Title:
Use of Recycled Concrete Powder in Self-Compacting Concrete
Author(s):
H. Kasami, M. Hosino, T. Arasima, and H. Tateyasiki
Publication:
Symposium Paper
Volume:
200
Issue:
Appears on pages(s):
381-398
Keywords:
concrete wastes; high-range water reducer; recycled
concrete powder; self-compacting concrete; slump-flow
DOI:
10.14359/10590
Date:
6/1/2001
Abstract:
Although 37 million tons of concrete wastes have been generated annually in Japan, the use of recycled aggregate for concrete is limited because of low density and high absorption due to adhered cement paste and mortar. A new method to produce high qualty recycled aggregate by heating and grinding concrete rubbles to separate cement portions adhering to aggregate was developped recently. In this process by-product powder with the fineness of 400 m/kg is generated. By-product recycled concrete powder consists of fine particles of hydrated cement and crushed aggregate. To utilize the recycled concrete powder as concrete additives two series of experiments were performed to make clear of the effect of recycled powder. Self-compacting concrete with recycled concrete powder, ground blast-furnace slag and ground limestone were tested for slump-flow, compressive strength, modulus of elasticity and drying shrinkage. Reduction in super-plasticizing effect of high-range water reducer was found for concrete with recycled concrete powder. Compressive strength of concrete with recycled concrete powder were the same as those with ground limestone, and lower than those with ground slag.
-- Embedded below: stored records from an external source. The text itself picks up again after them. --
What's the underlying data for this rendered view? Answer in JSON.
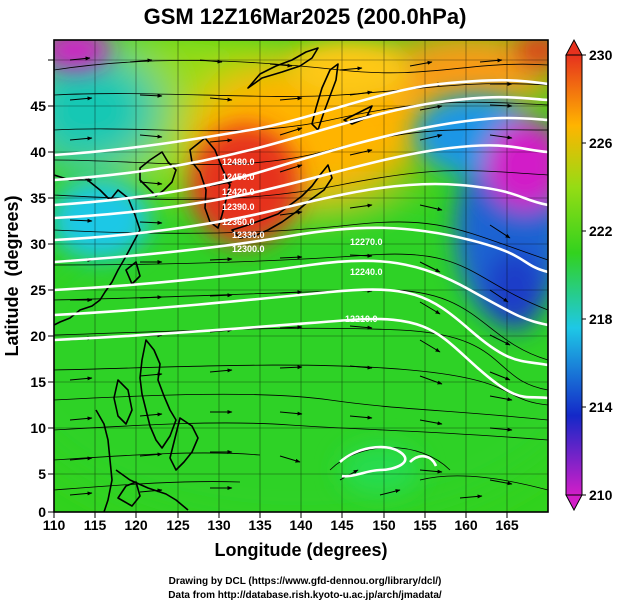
{
  "title": "GSM 12Z16Mar2025 (200.0hPa)",
  "xlabel": "Longitude (degrees)",
  "ylabel": "Latitude  (degrees)",
  "x_ticks": [
    "110",
    "115",
    "120",
    "125",
    "130",
    "135",
    "140",
    "145",
    "150",
    "155",
    "160",
    "165"
  ],
  "y_ticks": [
    "0",
    "5",
    "10",
    "15",
    "20",
    "25",
    "30",
    "35",
    "40",
    "45"
  ],
  "colorbar": {
    "labels": [
      "210",
      "214",
      "218",
      "222",
      "226",
      "230"
    ],
    "colors": [
      "#d21ec8",
      "#1428c8",
      "#1ec8e6",
      "#32d21e",
      "#96dc14",
      "#ffb400",
      "#e6321e"
    ]
  },
  "contour_labels": [
    "12480.0",
    "12450.0",
    "12420.0",
    "12390.0",
    "12360.0",
    "12330.0",
    "12300.0",
    "12270.0",
    "12240.0",
    "12210.0"
  ],
  "credits": {
    "line1": "Drawing by DCL (https://www.gfd-dennou.org/library/dcl/)",
    "line2": "Data from http://database.rish.kyoto-u.ac.jp/arch/jmadata/"
  },
  "chart_data": {
    "type": "map",
    "xlim": [
      110,
      170
    ],
    "ylim": [
      0,
      50
    ],
    "field": "temperature (K), shaded",
    "contour_field": "geopotential height, white contours"
  }
}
Concrete with recycled concrete powder showed lower elastic modulus and higher drying shrinkage than those with ground slag and ground limestone. The recycled concrete powder is usable for self-compacting concrete without further processing, despite the possible increase in dosage of high-range water reducer for a given slump-flow and in drying shrinkage. The addition of ground blast-furnace slag together with recycled concrete powder to self-compacting concrete improved superplasticizing effect of high-range water reducer and properties of concrete .